Data Pricing for Graph Neural Networks without Pre-purchased Inspection
Yiping Liu, Mengxiao Zhang, Jiamou Liu, Song Yang
TL;DR
This work tackles data pricing in graph-based model marketplaces when data cannot be inspected prior to payment. It introduces SIMT, a two-phase mechanism that first ranks data by a structural-importance score derived from structural entropy and PageRank, then procures data via cluster-wise auctions under budget constraints, and finally trains a GNN using feature propagation and edge augmentation with a contrastive objective. The method guarantees incentive compatibility, individual rationality, and budget feasibility, and demonstrates up to a 40% improvement in MacroF1/MicroF1 over baselines across five datasets.

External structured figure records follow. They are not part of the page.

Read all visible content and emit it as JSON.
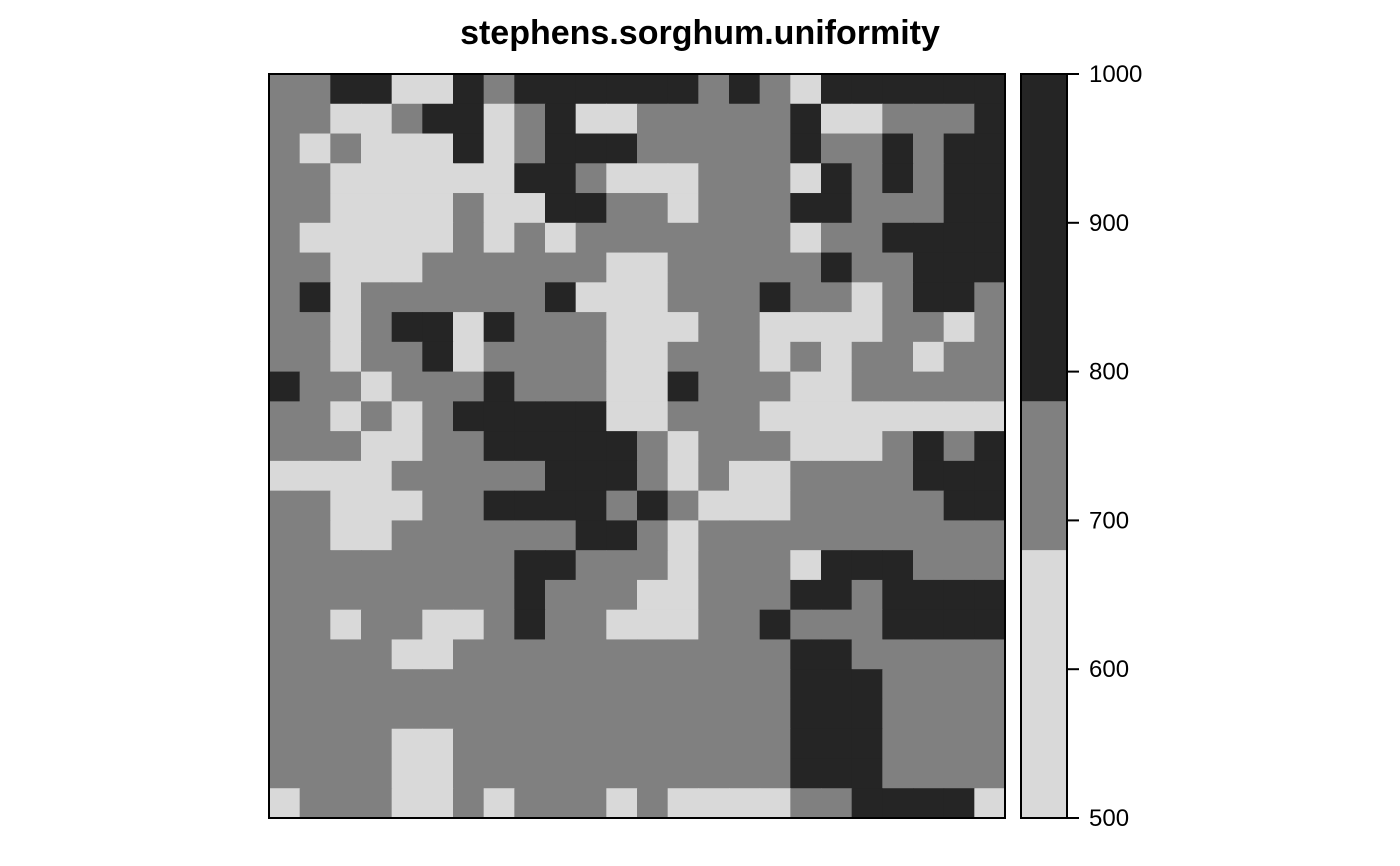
{
  "chart_data": {
    "type": "heatmap",
    "title": "stephens.sorghum.uniformity",
    "xlabel": "",
    "ylabel": "",
    "n_cols": 24,
    "n_rows": 25,
    "colorbar": {
      "ticks": [
        "1000",
        "900",
        "800",
        "700",
        "600",
        "500"
      ],
      "range": [
        500,
        1000
      ],
      "bins": [
        {
          "min": 500,
          "max": 680,
          "color": "#d9d9d9"
        },
        {
          "min": 680,
          "max": 780,
          "color": "#808080"
        },
        {
          "min": 780,
          "max": 1000,
          "color": "#252525"
        }
      ]
    },
    "level_colors": [
      "#d9d9d9",
      "#808080",
      "#252525"
    ],
    "grid_levels": [
      "112200212222221210222222",
      "110012201200111112001112",
      "101000201222111112112122",
      "110000002210001110212122",
      "110000100221101112211122",
      "100000101011111110112222",
      "110001111110011111211222",
      "120111111200011121101221",
      "110122021110001100001101",
      "110112011110011101011011",
      "211011121110021110011111",
      "110101222220011100000000",
      "111001122222101110001212",
      "000011111222101001111222",
      "110001122221210001111122",
      "110011111122101111111111",
      "111111112211101110222111",
      "111111112111001112212222",
      "110110012110001121112222",
      "111100111111111112211111",
      "111111111111111112221111",
      "111111111111111112221111",
      "111100111111111112221111",
      "111100111111111112221111",
      "011100101110100001122220"
    ]
  }
}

The approach advances practical data pricing for graph-structured data by leveraging graph topology to infer data value without disclosing raw attributes or labels, enabling effective model training in decentralized data settings.
Abstract
Machine learning (ML) models have become essential tools in various scenarios. Their effectiveness, however, hinges on a substantial volume of data for satisfactory performance. Model marketplaces have thus emerged as crucial platforms bridging model consumers seeking ML solutions and data owners possessing valuable data. These marketplaces leverage model trading mechanisms to properly incentive data owners to contribute their data, and return a well performing ML model to the model consumers. However, existing model trading mechanisms often assume the data owners are willing to share their data before being paid, which is not reasonable in real world. Given that, we propose a novel mechanism, named Structural Importance based Model Trading (SIMT) mechanism, that assesses the data importance and compensates data owners accordingly without disclosing the data. Specifically, SIMT procures feature and label data from data owners according to their structural importance, and then trains a graph neural network for model consumers. Theoretically, SIMT ensures incentive compatible, individual rational and budget feasible. The experiments on five popular datasets validate that SIMT consistently outperforms vanilla baselines by up to $40\%$ in both MacroF1 and MicroF1.